A tool description tells the agent which tool to pick. The input schema tells it how to call that tool correctly, and a precise schema is what stands between the agent and a malformed call. The mistake is to type inputs loosely, a bag of optional strings, because that is easy to implement and accepts anything. An agent reads a loose schema as permission to send anything, and it will, including arguments your endpoint cannot use.

MCP tool inputs are described with JSON Schema, the same vocabulary used across the API world, so the constraints you can express are well understood and well documented. The practices that make a schema do its job:

  • Mark required fields as required. An agent reading an all-optional schema does not know which arguments it must supply, so it may omit the one your action cannot run without. Required means required.
  • Use enums for fixed choices. If a status can only be draft, sent, or paid, make it an enum. The agent will choose from the list instead of inventing a fourth value your endpoint rejects.
  • Constrain formats and ranges. Say a field is a date in a stated format, an email, or an integer within a range. The agent honors the constraint, and you catch bad input before it reaches your action.
  • Describe each field. A one-line description on a parameter, not just the tool, tells the agent what the field means, so it maps the user's intent to the right argument.
  • Avoid free-form blobs where structure exists. A single data string that secretly expects JSON forces the agent to guess your internal shape. Model the real fields instead.

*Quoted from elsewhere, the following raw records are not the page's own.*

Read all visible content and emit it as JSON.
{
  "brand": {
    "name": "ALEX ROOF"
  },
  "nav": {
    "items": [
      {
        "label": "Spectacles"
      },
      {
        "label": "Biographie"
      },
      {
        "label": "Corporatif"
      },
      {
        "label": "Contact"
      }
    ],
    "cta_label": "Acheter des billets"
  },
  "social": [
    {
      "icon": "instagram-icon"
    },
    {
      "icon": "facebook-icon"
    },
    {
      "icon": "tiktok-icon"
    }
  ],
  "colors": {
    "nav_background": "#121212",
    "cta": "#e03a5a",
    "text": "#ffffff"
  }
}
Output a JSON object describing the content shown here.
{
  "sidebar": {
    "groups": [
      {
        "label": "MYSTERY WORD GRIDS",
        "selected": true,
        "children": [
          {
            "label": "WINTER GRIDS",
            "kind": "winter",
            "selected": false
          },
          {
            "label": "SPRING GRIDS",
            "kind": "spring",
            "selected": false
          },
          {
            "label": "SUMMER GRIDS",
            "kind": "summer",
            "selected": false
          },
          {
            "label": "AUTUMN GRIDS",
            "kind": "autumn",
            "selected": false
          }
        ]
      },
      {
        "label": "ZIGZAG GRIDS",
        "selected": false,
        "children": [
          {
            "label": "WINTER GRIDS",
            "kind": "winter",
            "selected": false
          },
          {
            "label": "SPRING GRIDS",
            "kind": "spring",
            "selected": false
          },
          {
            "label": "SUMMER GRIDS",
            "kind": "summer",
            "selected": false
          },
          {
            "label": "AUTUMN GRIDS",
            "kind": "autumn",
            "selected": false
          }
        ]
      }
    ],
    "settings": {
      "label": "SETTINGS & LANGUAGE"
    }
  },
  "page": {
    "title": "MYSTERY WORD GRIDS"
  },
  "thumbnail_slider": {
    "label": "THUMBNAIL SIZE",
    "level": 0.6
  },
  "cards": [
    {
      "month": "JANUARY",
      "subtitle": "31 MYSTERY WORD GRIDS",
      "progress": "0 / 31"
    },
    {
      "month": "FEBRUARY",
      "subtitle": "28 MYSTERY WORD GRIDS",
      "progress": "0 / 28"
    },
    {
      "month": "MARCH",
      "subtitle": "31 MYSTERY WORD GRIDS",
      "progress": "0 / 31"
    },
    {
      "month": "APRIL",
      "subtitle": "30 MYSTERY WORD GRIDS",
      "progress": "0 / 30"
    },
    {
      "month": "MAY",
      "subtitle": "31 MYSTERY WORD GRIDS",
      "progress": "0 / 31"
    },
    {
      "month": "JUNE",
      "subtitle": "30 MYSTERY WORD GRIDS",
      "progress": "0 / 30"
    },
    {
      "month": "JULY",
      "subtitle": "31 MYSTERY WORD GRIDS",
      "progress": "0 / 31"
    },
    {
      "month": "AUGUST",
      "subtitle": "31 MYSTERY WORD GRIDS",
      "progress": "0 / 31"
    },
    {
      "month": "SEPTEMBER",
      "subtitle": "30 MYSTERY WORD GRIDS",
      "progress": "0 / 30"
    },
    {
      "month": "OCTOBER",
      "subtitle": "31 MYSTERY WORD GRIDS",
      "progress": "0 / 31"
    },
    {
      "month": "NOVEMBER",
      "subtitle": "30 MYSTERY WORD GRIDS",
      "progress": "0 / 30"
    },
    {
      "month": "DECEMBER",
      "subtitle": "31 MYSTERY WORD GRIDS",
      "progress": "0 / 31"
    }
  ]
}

A quick contrast of a loose versus a tight parameter:

Loose Tight Effect on the agent
status: string status: enum [draft, sent, paid] Picks a valid value instead of guessing
amount: string amount: integer, minimum 0 Sends a number, not "fifty dollars"
when: string due_date: string, format date Uses the expected date format
data: string explicit typed fields No need to invent your JSON shape

If you want to understand what JSON Schema can express, the JSON Schema reference is the authoritative source, and its section on object constraints covers required fields and property typing directly. A schema that says exactly what a valid call looks like turns the agent's job from "guess a shape my endpoint might accept" into "fill in fields the schema already constrained," which is the difference between a call that works and one that bounces.

Step 4: scope the surface to the jobs that matter

More tools is not more capability. Past a small number, more tools is more confusion, because every tool you add is another option the agent has to consider and another chance for it to pick the wrong one. The mistake is to expose everything your API can do on the theory that completeness is generosity. For an agent, a smaller, sharper set of tools that cover the jobs that matter is far more usable than an exhaustive set that buries the important actions among the rare ones.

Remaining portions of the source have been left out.